3. In our research lab, we have also tried to forecast drug shortages propagation across countries using machine learning algorithms and reported shortages from represented countries’ databases. We were able to fully classify where the next shortages would occur including the time difference at 88% accuracy. It implies that AI algorithms could be used to better manage supply chain issues.

4. However, global dependencies, unique NHS dynamics, and specific reimbursement strategies complicate the UK's pharmaceutical supply chain. Data fragmentation poses a notable limitation for AI-based prediction, as effective models require high-quality and timely information. In the UK, essential data is maintained separately by manufacturers, wholesalers, NHS trusts, and regulators.

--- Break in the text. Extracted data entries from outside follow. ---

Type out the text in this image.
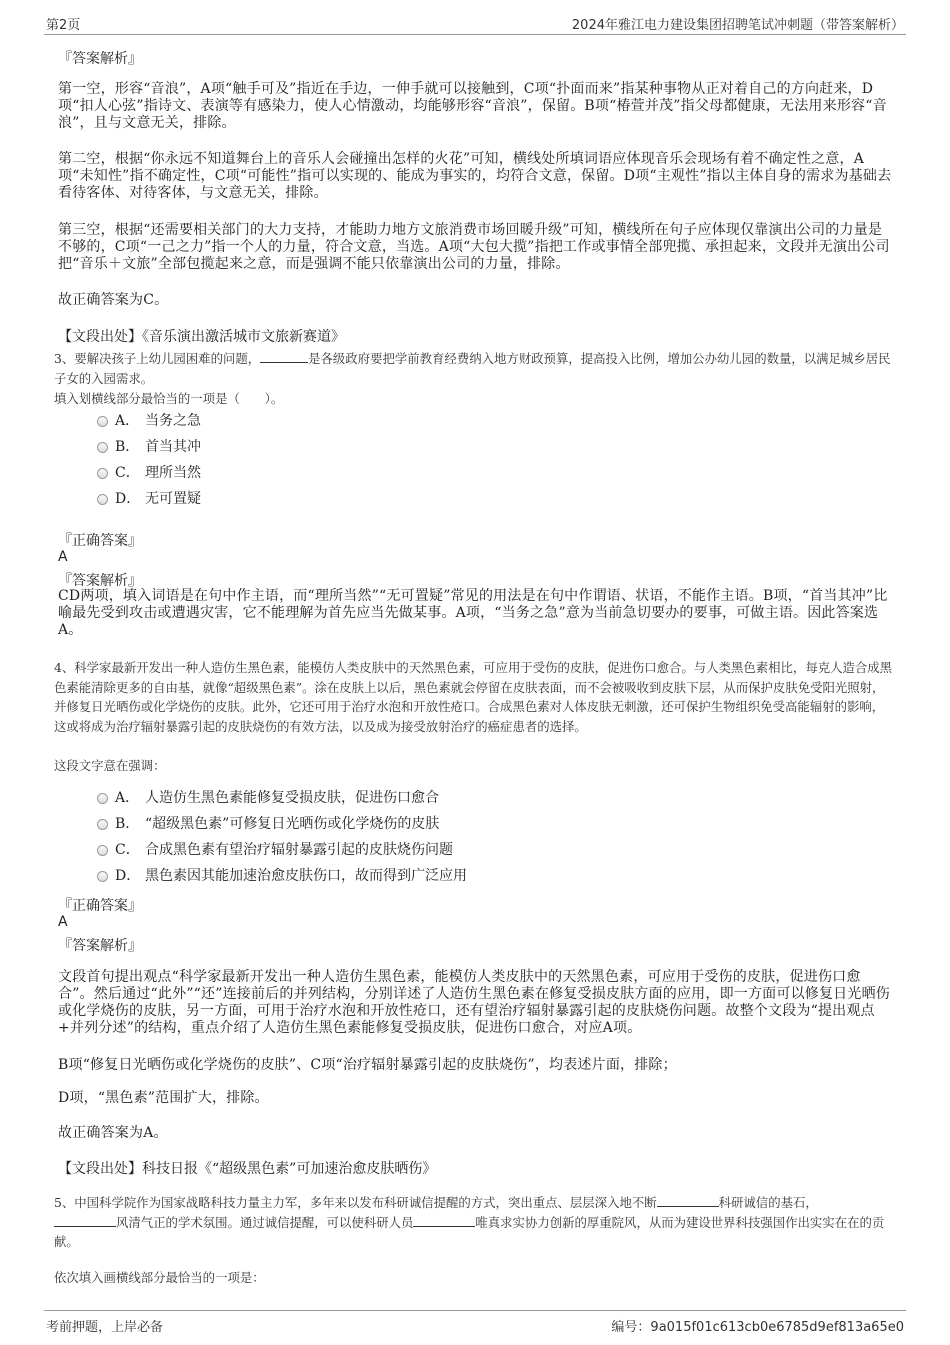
第2页	2024年雅江电力建设集团招聘笔试冲刺题（带答案解析）
『答案解析』
第一空，形容“音浪”，A项“触手可及”指近在手边，一伸手就可以接触到，C项“扑面而来”指某种事物从正对着自己的方向赶来，D项“扣人心弦”指诗文、表演等有感染力，使人心情激动，均能够形容“音浪”，保留。B项“椿萱并茂”指父母都健康，无法用来形容“音浪”，且与文意无关，排除。
第二空，根据“你永远不知道舞台上的音乐人会碰撞出怎样的火花”可知，横线处所填词语应体现音乐会现场有着不确定性之意，A项“未知性”指不确定性，C项“可能性”指可以实现的、能成为事实的，均符合文意，保留。D项“主观性”指以主体自身的需求为基础去看待客体、对待客体，与文意无关，排除。
第三空，根据“还需要相关部门的大力支持，才能助力地方文旅消费市场回暖升级”可知，横线所在句子应体现仅靠演出公司的力量是不够的，C项“一己之力”指一个人的力量，符合文意，当选。A项“大包大揽”指把工作或事情全部兜揽、承担起来，文段并无演出公司把“音乐＋文旅”全部包揽起来之意，而是强调不能只依靠演出公司的力量，排除。
故正确答案为C。
【文段出处】《音乐演出激活城市文旅新赛道》
3、要解决孩子上幼儿园困难的问题，	是各级政府要把学前教育经费纳入地方财政预算，提高投入比例，增加公办幼儿园的数量，以满足城乡居民子女的入园需求。
填入划横线部分最恰当的一项是（　　）。
A． 当务之急
B． 首当其冲
C． 理所当然
D． 无可置疑
『正确答案』
A
『答案解析』
CD两项，填入词语是在句中作主语，而“理所当然”“无可置疑”常见的用法是在句中作谓语、状语，不能作主语。B项，“首当其冲”比喻最先受到攻击或遭遇灾害，它不能理解为首先应当先做某事。A项，“当务之急”意为当前急切要办的要事，可做主语。因此答案选A。
4、科学家最新开发出一种人造仿生黑色素，能模仿人类皮肤中的天然黑色素，可应用于受伤的皮肤，促进伤口愈合。与人类黑色素相比，每克人造合成黑色素能清除更多的自由基，就像“超级黑色素”。涂在皮肤上以后，黑色素就会停留在皮肤表面，而不会被吸收到皮肤下层，从而保护皮肤免受阳光照射，并修复日光晒伤或化学烧伤的皮肤。此外，它还可用于治疗水泡和开放性疮口。合成黑色素对人体皮肤无刺激，还可保护生物组织免受高能辐射的影响，这或将成为治疗辐射暴露引起的皮肤烧伤的有效方法，以及成为接受放射治疗的癌症患者的选择。
这段文字意在强调：
A． 人造仿生黑色素能修复受损皮肤，促进伤口愈合
B． “超级黑色素”可修复日光晒伤或化学烧伤的皮肤
C． 合成黑色素有望治疗辐射暴露引起的皮肤烧伤问题
D． 黑色素因其能加速治愈皮肤伤口，故而得到广泛应用
『正确答案』
A
『答案解析』
文段首句提出观点“科学家最新开发出一种人造仿生黑色素，能模仿人类皮肤中的天然黑色素，可应用于受伤的皮肤，促进伤口愈合”。然后通过“此外”“还”连接前后的并列结构，分别详述了人造仿生黑色素在修复受损皮肤方面的应用，即一方面可以修复日光晒伤或化学烧伤的皮肤，另一方面，可用于治疗水泡和开放性疮口，还有望治疗辐射暴露引起的皮肤烧伤问题。故整个文段为“提出观点+并列分述”的结构，重点介绍了人造仿生黑色素能修复受损皮肤，促进伤口愈合，对应A项。
B项“修复日光晒伤或化学烧伤的皮肤”、C项“治疗辐射暴露引起的皮肤烧伤”，均表述片面，排除；
D项，“黑色素”范围扩大，排除。
故正确答案为A。
【文段出处】科技日报《“超级黑色素”可加速治愈皮肤晒伤》
5、中国科学院作为国家战略科技力量主力军，多年来以发布科研诚信提醒的方式，突出重点、层层深入地不断	科研诚信的基石，
风清气正的学术氛围。通过诚信提醒，可以使科研人员	唯真求实协力创新的厚重院风，从而为建设世界科技强国作出实实在在的贡献。
依次填入画横线部分最恰当的一项是：
考前押题，上岸必备	编号：9a015f01c613cb0e6785d9ef813a65e0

Moreover, commercial sensitivities and competition constrain real-time data sharing, thereby diminishing the predictive capabilities of AI.

5. We were also able to predict transition rates of medicines. Our analysed data provide valuable insights. For instance, we found that medicines such as Lormetazepam and Haloperidol medications for insomnia and anxiety respectively had high propagation rates across national boundaries. This trend may suggest that global high demand for a drug may lead to shortage possibly due to their therapeutic benefits or established treatment protocols. Drugs like Pegvisomant and Ribavirina also exhibited a significant frequency of transitions from countries where shortages first occurred to various countries, reinforcing the interdependence of global pharmaceutical supply chains.

6. Furthermore, AI models built on NHS prescribing data may not fully address global supply chain risks, such as interconnectedness of the supply chain export restrictions or shortages of raw materials, a key concern for the UK, which is highly reliant on imported APIs and generic medicines.

7.  Supporting technologies, including the Internet of Things (IoT), can provide real-time monitoring to help AI models track actual stock levels and offer a comprehensive view of nationwide supply and demand. Blockchain technology, serving as a secure ledger, enhances transparency by allowing supply chain participants to share data without compromising confidentiality, thus supporting the traceability of imported APIs, given the UK's dependence on global networks. This improved transparency increases AI accuracy and enables regulators to forecast shortages proactively. Digital twins, virtual replicas of the UK's pharmaceutical supply chain, facilitate simulation of its unique characteristics, supporting AI models in predicting how disruptions at individual points propagate throughout the network.

23 September 2025

References

Iethico, (2025) Med Intelligence. Connecting Supply and Demand for Ethical Medicine Access - Iethico. Accessed 21st September, 2025.

Pall, R., Gauthier, Y., Auer, S. et al. Predicting drug shortages using pharmacy data and machine learning. Health Care Manag Sci 26, 395–411 (2023). https://doi.org/10.1007/s10729-022-09627-y

TraceLink (2025) Product Availability Intelligence Product Availability Intelligence | Drug shortage intelligence | TraceLink. Accessed 21st September, 2025.